Hp has been recently linked to the pathogenesis of Alzheimer’s disease (AD) (Song et al. 2015; Spagnuolo et al. 2014a). In one study, the serum levels of Hp were found to be higher in individuals with AD compared to healthy controls (Song et al. 2015). The higher levels of Hp in AD patients suggest high levels of oxidative stress and inflammation, potentially caused by a compromised proteostasis network, leading to increased misfolded and aggregated proteins. In another study, it was found that Hp promotes complex formation between Apo E and beta-amyloid by binding to both of them (Spagnuolo et al. 2014a). The formation of the Apo E-beta-amyloid complex is believed to play an important role in beta-amyloid homeostasis in the brain. Thus, if Hp levels are syphoned to deal with protein aggregation, as suggested by our findings here, this could negatively impair the clearance of amyloid-beta in the brain. Our results showing higher amounts of Hp-containing SRA in the plasma of older adults are consistent with these prior findings linking Hp and AD. Because of the known link between aging-related neurodegenerative disease and protein aggregation, the putative link between Hp and neurodegenerative diseases is particularly intriguing, and our approach for identifying SRA in plasma, CSF, or brain tissue could be applied to further probe this link. Overall, our findings and application of D2D SDS-PAGE provide a unique opportunity to directly probe the amount of SRA and content of Hp and other proteins, not only in older adults with AD but also in people with other types of aging-related neurodegenerative diseases.

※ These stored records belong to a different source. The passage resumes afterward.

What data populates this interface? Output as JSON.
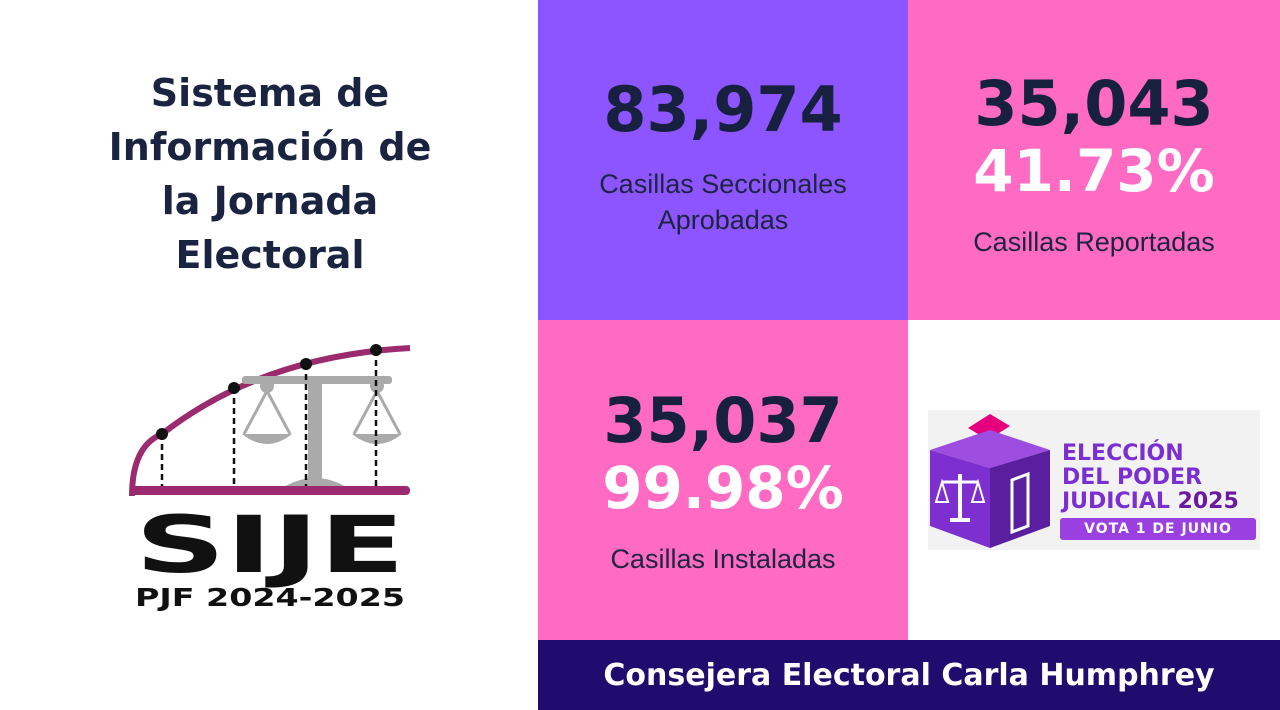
{
  "header": {
    "title_lines": [
      "Sistema de",
      "Información de",
      "la Jornada",
      "Electoral"
    ]
  },
  "logo": {
    "icon": "sije-scales-logo-icon",
    "wordmark": "SIJE",
    "subtitle": "PJF 2024-2025"
  },
  "stats": {
    "approved": {
      "value": "83,974",
      "label_lines": [
        "Casillas Seccionales",
        "Aprobadas"
      ]
    },
    "reported": {
      "value": "35,043",
      "percent": "41.73%",
      "label": "Casillas Reportadas"
    },
    "installed": {
      "value": "35,037",
      "percent": "99.98%",
      "label": "Casillas Instaladas"
    }
  },
  "badge": {
    "icon": "ballot-box-scales-icon",
    "line1": "ELECCIÓN",
    "line2": "DEL PODER",
    "line3": "JUDICIAL",
    "year": "2025",
    "vote_text": "VOTA 1 DE JUNIO"
  },
  "footer": {
    "text": "Consejera Electoral Carla Humphrey"
  },
  "colors": {
    "purple": "#8c55ff",
    "pink": "#ff6ac3",
    "navy": "#17213f",
    "footer_bg": "#200b6e",
    "logo_magenta": "#9b2a6e"
  }
}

This study is to our knowledge the first example of a biophysical property, kinetic stability, being used to discover degradation-resistant protein aggregates in an organism. Because protein aggregation has been suggested to be a common phenomenon associated with aging in all organisms (Koga et al. 2011; Labbadia and Morimoto 2014), D2D SDS-PAGE is a convenient method to discover degradation-resistant aggregates that may accumulate during the aging process of any organism. Furthermore, it offers novel possibilities for exploring the link between Hp-SRA complexes and aging-related ailments, in particular neurodegenerative diseases.